学校で教員をしていると、担任をしているクラスの生徒と他の教職員の間に何かしらのトラブルが発生することがあります。

授業中の問題行動であったり、言葉の行き違いであったりです。

そんな時に、日本の学校文化ではクラスの生徒のことに対して

「うちのクラスの生徒がご迷惑をおかけしてすみません。

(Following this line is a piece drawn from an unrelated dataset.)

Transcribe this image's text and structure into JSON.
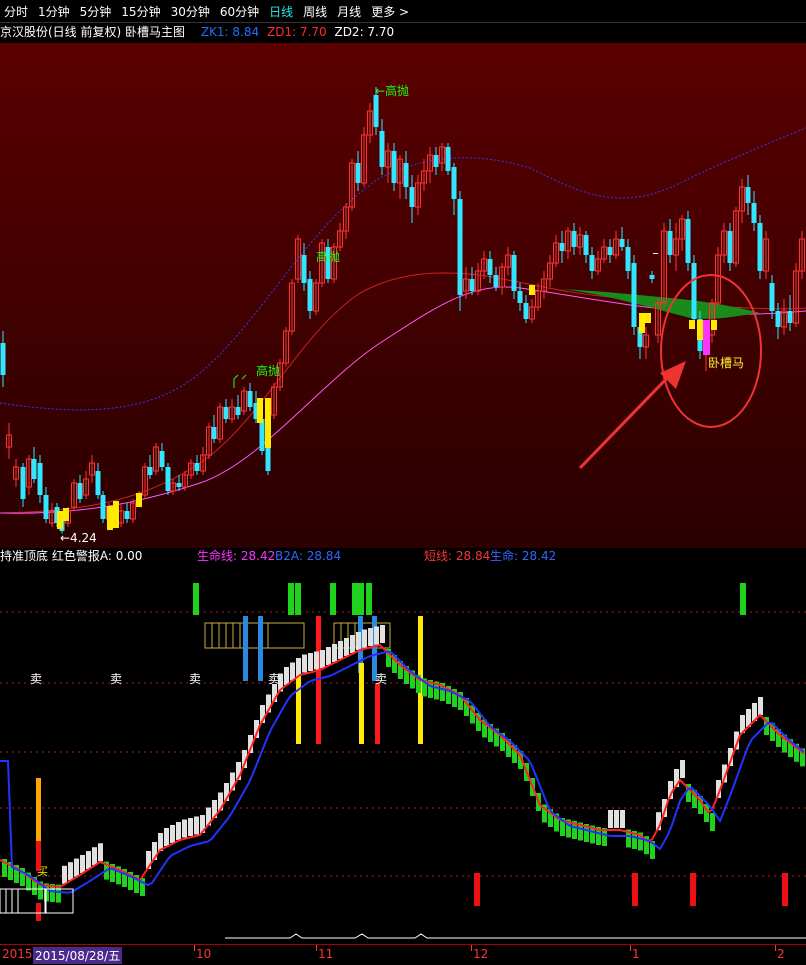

」

のように、担任教員が別の教員に謝罪するという不思議な文化が存在します。

担任が疑似保護者として機能する空間

学校内において担任が疑似保護者として本人の代理人になっているケースをよく見ます。

上の話はその顕著な例の一つでしょう。

これ以外にも、教員が擬似保護者として振る舞う事例は多く目にします。

教員側が担任のクラスの生徒の責任を持つ、と言えば聞こえは良いのですが、はたしてこの慣習は生徒の成長に繋がっていると言えるのでしょうか。

学校は生徒が大人として振る舞う空間

私は学校という空間を生徒が大人として振る舞う空間だと考えています。

一般社会においては権利を制限されている子供が、一個人の疑似成人として訓練を積む場が学校という空間ではないでしょうか。

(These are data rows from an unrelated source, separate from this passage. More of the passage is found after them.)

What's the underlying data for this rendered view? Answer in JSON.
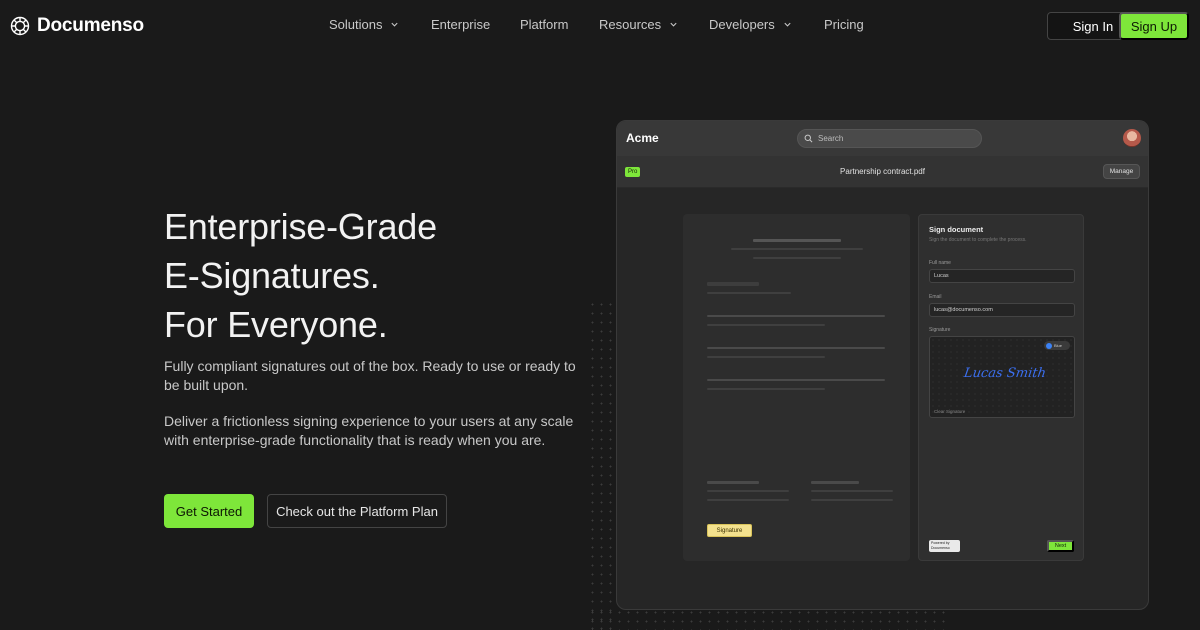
{
  "brand": {
    "name": "Documenso"
  },
  "nav": {
    "items": [
      {
        "label": "Solutions",
        "dropdown": true
      },
      {
        "label": "Enterprise",
        "dropdown": false
      },
      {
        "label": "Platform",
        "dropdown": false
      },
      {
        "label": "Resources",
        "dropdown": true
      },
      {
        "label": "Developers",
        "dropdown": true
      },
      {
        "label": "Pricing",
        "dropdown": false
      }
    ],
    "sign_in": "Sign In",
    "sign_up": "Sign Up"
  },
  "hero": {
    "title_lines": [
      "Enterprise-Grade",
      "E-Signatures.",
      "For Everyone."
    ],
    "paragraph_1": "Fully compliant signatures out of the box. Ready to use or ready to be built upon.",
    "paragraph_2": "Deliver a frictionless signing experience to your users at any scale with enterprise-grade functionality that is ready when you are.",
    "cta_primary": "Get Started",
    "cta_secondary": "Check out the Platform Plan"
  },
  "mockup": {
    "app_name": "Acme",
    "search_placeholder": "Search",
    "plan_badge": "Pro",
    "document_title": "Partnership contract.pdf",
    "manage_label": "Manage",
    "signature_field_label": "Signature",
    "sign_panel": {
      "title": "Sign document",
      "subtitle": "Sign the document to complete the process.",
      "full_name_label": "Full name",
      "full_name_value": "Lucas",
      "email_label": "Email",
      "email_value": "lucas@documenso.com",
      "signature_label": "Signature",
      "color_label": "Blue",
      "signature_script": "Lucas Smith",
      "clear_label": "Clear Signature",
      "powered_by": "Powered by Documenso",
      "next_label": "Next"
    }
  },
  "colors": {
    "background": "#1a1a1a",
    "accent": "#7ee63a",
    "signature_ink": "#3b6ff0",
    "signature_field": "#f3e18e"
  }
}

そう考えたとき、その空間で得た成功も失敗も全て本人が責任を持つ前提で行動をすべきです。

つまり、保護者という存在から離れて、一個人としての責任を取る訓練をする場所と言えます。

もちろん、本当の成人ではないため周囲の大人のフォローは必要でしょう。

しかし、折角一人立ちを体験できるはずの空間において、教員が擬似的保護者として庇護下に入れてしまっては生徒の成長を阻害するのではないか、と私は考えてしまいます。

教員こそが「子離れする」必要がある

高校生であっても、子供を心配をし過ぎる保護者は少なくありません。

何年か前までは保護者のそうした感覚は全く共感できませんでしが、子供が生まれた今では子離れできない親心が分かるようになりました。

しかし、本当に「子離れ」しなければならないのは保護者ではなく、私たち教員側のようにも思うのです。

生徒を一人の人間として権利を尊重し、本当の意味で対等な存在として扱うことは、あらゆる学校において必要なことではないかと思います。

もちろん、小中高と学齢に応じての距離の取り方は異なりますから、校種によってそのやり方は変える必要はあるのでしょう。

私自身はそう出来るように心がけています。

まあ、胸を張ってできていると言う自信はありませんが…

まずは…

生徒のことで教員間での謝罪する文化を全否定はしません。

ただ、「ありがとう」と「ごめんさない」を生徒にきちんと伝える文化の方がより重要ではないかと思います。(これが出来ていない人が多い…)

それこそが生徒を尊重する第一歩かな、と。